11. In Nimet Resources Inc. and Another Vs. Essar Steels Ltd., , the Apex Court held that even where there has been some transaction, but the

correspondence, documents or exchange between the parties are not clear as to the existence or non-existence of an arbitration agreement, it

would be an appropriate course for the Arbitrator to decide that question u/s 16 of the Act rather than the Chief Justice or his nominee u/s 11 of

the Act.

12. In Datar Switchgears Ltd. Vs. Tata Finance Ltd. and Another, , the Apex Court held thus:

When parties have entered into a contract and settled on a procedure, due importance has to be given to such procedure. Even though rigor of

the doctrine of ""freedom of contract"" has been whittled down by various labour and social legislations, still the Court has to give importance and

effect to it. When the party has not disputed the arbitration clause, normally he is bound by it and obliged to comply with the procedure laid down

under the said clause.

The said judgment was rendered by a two Judge Bench of the Apex Court.

13. Ultimately, every controversy has been resolved by a Constitution Bench judgment of the Apex Court in Konkan Railway Corporation Ltd.
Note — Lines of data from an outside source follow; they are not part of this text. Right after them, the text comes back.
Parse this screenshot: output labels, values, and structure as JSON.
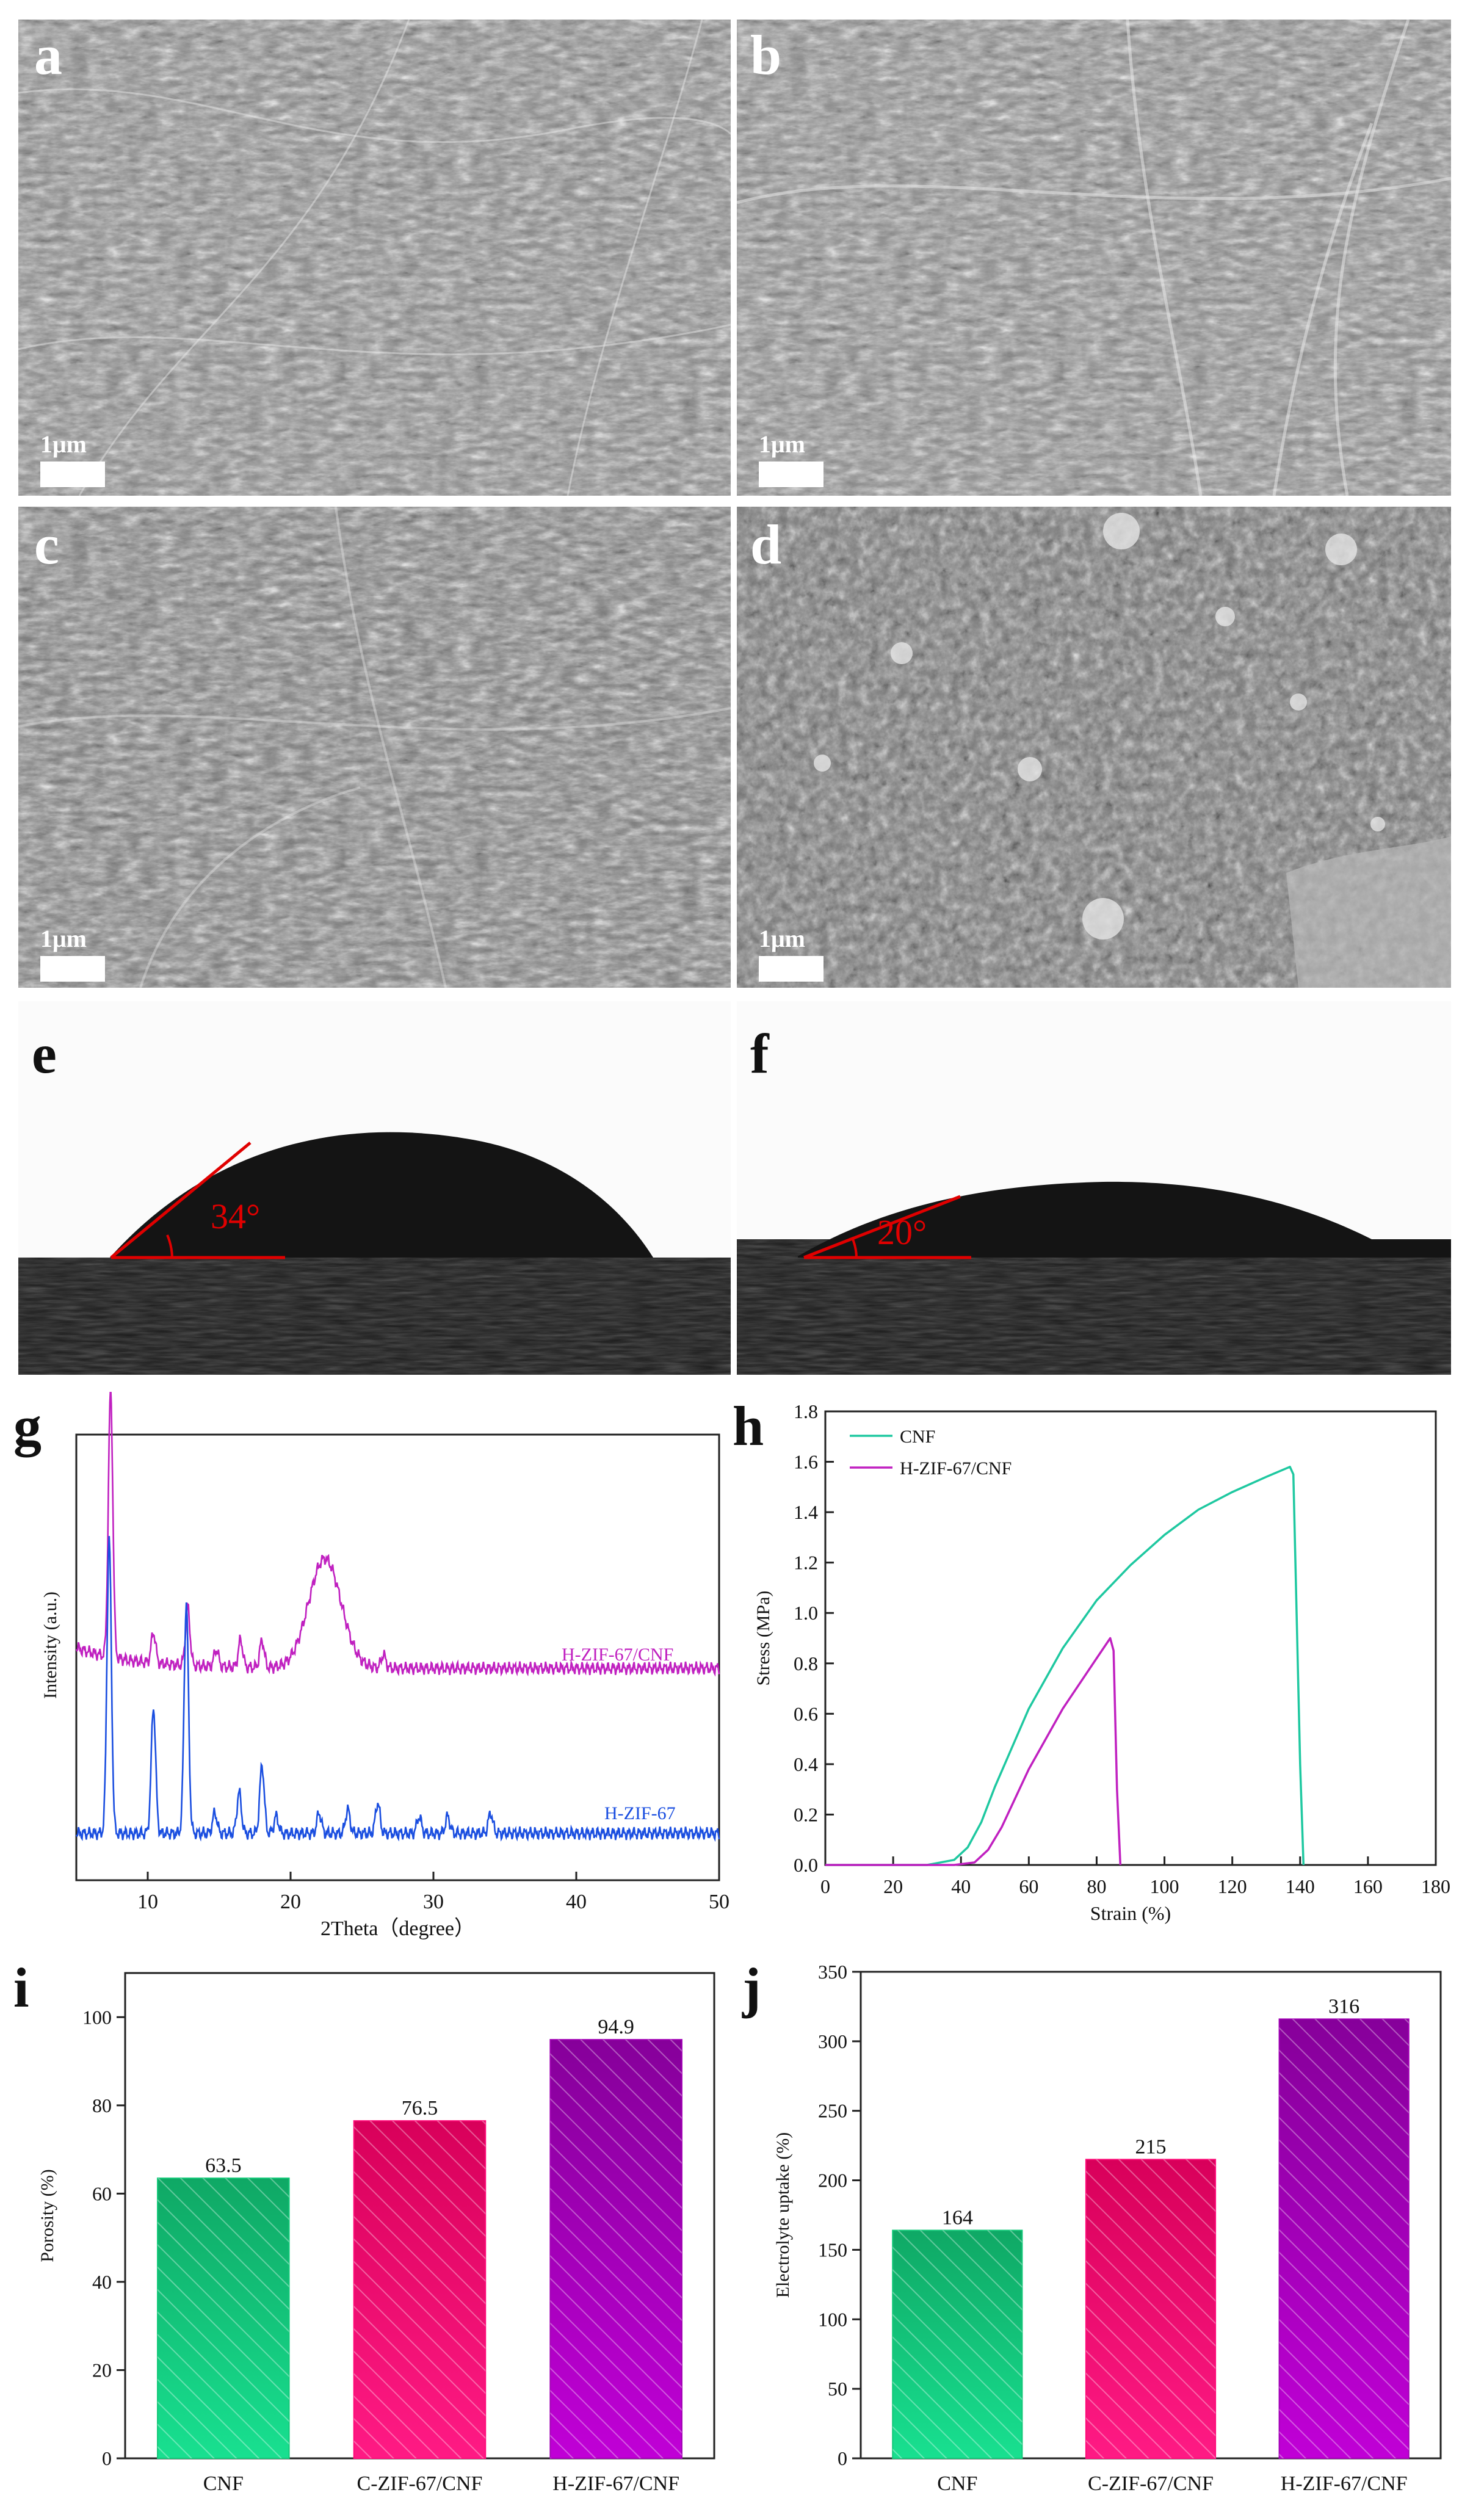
{
  "panels": {
    "a": {
      "letter": "a",
      "scale": "1μm"
    },
    "b": {
      "letter": "b",
      "scale": "1μm"
    },
    "c": {
      "letter": "c",
      "scale": "1μm"
    },
    "d": {
      "letter": "d",
      "scale": "1μm"
    },
    "e": {
      "letter": "e",
      "angle": "34°"
    },
    "f": {
      "letter": "f",
      "angle": "20°"
    },
    "g": {
      "letter": "g"
    },
    "h": {
      "letter": "h"
    },
    "i": {
      "letter": "i"
    },
    "j": {
      "letter": "j"
    }
  },
  "colors": {
    "cnf_line": "#1ec8a0",
    "hzif_cnf_line": "#c020c0",
    "hzif_line": "#1a4ee0",
    "bar_cnf": "#12c878",
    "bar_czif": "#ff0a78",
    "bar_hzif": "#a000b4",
    "angle_red": "#e00000"
  },
  "chart_data": [
    {
      "panel": "g",
      "type": "line",
      "xlabel": "2Theta（degree）",
      "ylabel": "Intensity   (a.u.)",
      "xlim": [
        5,
        50
      ],
      "xticks": [
        10,
        20,
        30,
        40,
        50
      ],
      "series": [
        {
          "name": "H-ZIF-67/CNF",
          "peaks": [
            [
              7.4,
              0.78
            ],
            [
              10.4,
              0.09
            ],
            [
              12.8,
              0.17
            ],
            [
              14.8,
              0.05
            ],
            [
              16.5,
              0.08
            ],
            [
              18.0,
              0.08
            ],
            [
              22.4,
              0.32
            ],
            [
              26.5,
              0.04
            ]
          ],
          "baseline": 0.12
        },
        {
          "name": "H-ZIF-67",
          "peaks": [
            [
              7.3,
              0.86
            ],
            [
              10.4,
              0.37
            ],
            [
              12.7,
              0.67
            ],
            [
              14.7,
              0.06
            ],
            [
              16.4,
              0.12
            ],
            [
              18.0,
              0.2
            ],
            [
              19.0,
              0.05
            ],
            [
              22.0,
              0.06
            ],
            [
              24.0,
              0.07
            ],
            [
              26.1,
              0.09
            ],
            [
              29.0,
              0.05
            ],
            [
              31.0,
              0.05
            ],
            [
              34.0,
              0.06
            ]
          ],
          "baseline": 0.03
        }
      ]
    },
    {
      "panel": "h",
      "type": "line",
      "xlabel": "Strain   (%)",
      "ylabel": "Stress   (MPa)",
      "xlim": [
        0,
        180
      ],
      "ylim": [
        0,
        1.8
      ],
      "xticks": [
        0,
        20,
        40,
        60,
        80,
        100,
        120,
        140,
        160,
        180
      ],
      "yticks": [
        0.0,
        0.2,
        0.4,
        0.6,
        0.8,
        1.0,
        1.2,
        1.4,
        1.6,
        1.8
      ],
      "series": [
        {
          "name": "CNF",
          "x": [
            0,
            30,
            38,
            42,
            46,
            50,
            60,
            70,
            80,
            90,
            100,
            110,
            120,
            130,
            137,
            138,
            140,
            141
          ],
          "y": [
            0,
            0,
            0.02,
            0.07,
            0.17,
            0.31,
            0.62,
            0.86,
            1.05,
            1.19,
            1.31,
            1.41,
            1.48,
            1.54,
            1.58,
            1.55,
            0.4,
            0
          ]
        },
        {
          "name": "H-ZIF-67/CNF",
          "x": [
            0,
            38,
            44,
            48,
            52,
            60,
            70,
            80,
            84,
            85,
            86,
            87
          ],
          "y": [
            0,
            0,
            0.01,
            0.06,
            0.15,
            0.38,
            0.62,
            0.82,
            0.9,
            0.85,
            0.3,
            0
          ]
        }
      ]
    },
    {
      "panel": "i",
      "type": "bar",
      "categories": [
        "CNF",
        "C-ZIF-67/CNF",
        "H-ZIF-67/CNF"
      ],
      "values": [
        63.5,
        76.5,
        94.9
      ],
      "value_labels": [
        "63.5",
        "76.5",
        "94.9"
      ],
      "ylabel": "Porosity   (%)",
      "ylim": [
        0,
        110
      ],
      "yticks": [
        0,
        20,
        40,
        60,
        80,
        100
      ]
    },
    {
      "panel": "j",
      "type": "bar",
      "categories": [
        "CNF",
        "C-ZIF-67/CNF",
        "H-ZIF-67/CNF"
      ],
      "values": [
        164,
        215,
        316
      ],
      "value_labels": [
        "164",
        "215",
        "316"
      ],
      "ylabel": "Electrolyte uptake   (%)",
      "ylim": [
        0,
        350
      ],
      "yticks": [
        0,
        50,
        100,
        150,
        200,
        250,
        300,
        350
      ]
    }
  ]
}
and Another Vs. Rani Construction Pvt. Ltd., . In para 18 of its judgment, the Apex Court held thus:

18. There is nothing in Section 11 that requires the party other than the party making the request to be noticed. It does not contemplate a

response from that other party. It does not contemplate a decision by the Chief Justice or his designate on any controversy that the other party may

raise, even in regard to its failure to appoint an Arbitrator within the period of thirty days. ........................ In its request to the Chief Justice to

make the appointment the party would aver that this period has passed and, ordinarily, correspondence between the parties would be annexed to

bear this out. This is all that the Chief Justice or his designate has to see.

14. Having regard to the authoritative pronouncement of a Constitution Bench of the Apex Court, the contention that the present application is

premature having not been filed after the expiry of 120 days and before expiry of 180 days from the date of notice, merits no consideration. The

judgment of a learned Single Judge of this Court in P. Siva Prasad''s case, referred to supra, is no more a good law in view of a Constitution Bench

judgment of the Apex Court.

15. Here is a case where obviously there has been an agreement between the parties and Clauses 63 and 64 of the GCC envisage the resolution of

the disputes between the parties inter se by arbitration. Admittedly, a notice demanding the resolution of the dispute by arbitration has been issued

in this case. Therefore, the request of the applicant for appointment of an Arbitrator can validly be considered. It may be made clear that every

objection touching the merits of the dispute between the parties can be taken into consideration notwithstanding the observations if any made by

this Court in the order supra and the same can be resolved by the Arbitrator independently.

16. For the foregoing reasons, the Arbitration Application is allowed and Sri D. V. Ramana Murthy, District and Sessions Judge (Retired), is

appointed as Sole Arbitrator for resolution of the dispute between the parties inter se. The Sole Arbitrator is entitled to fix his fee.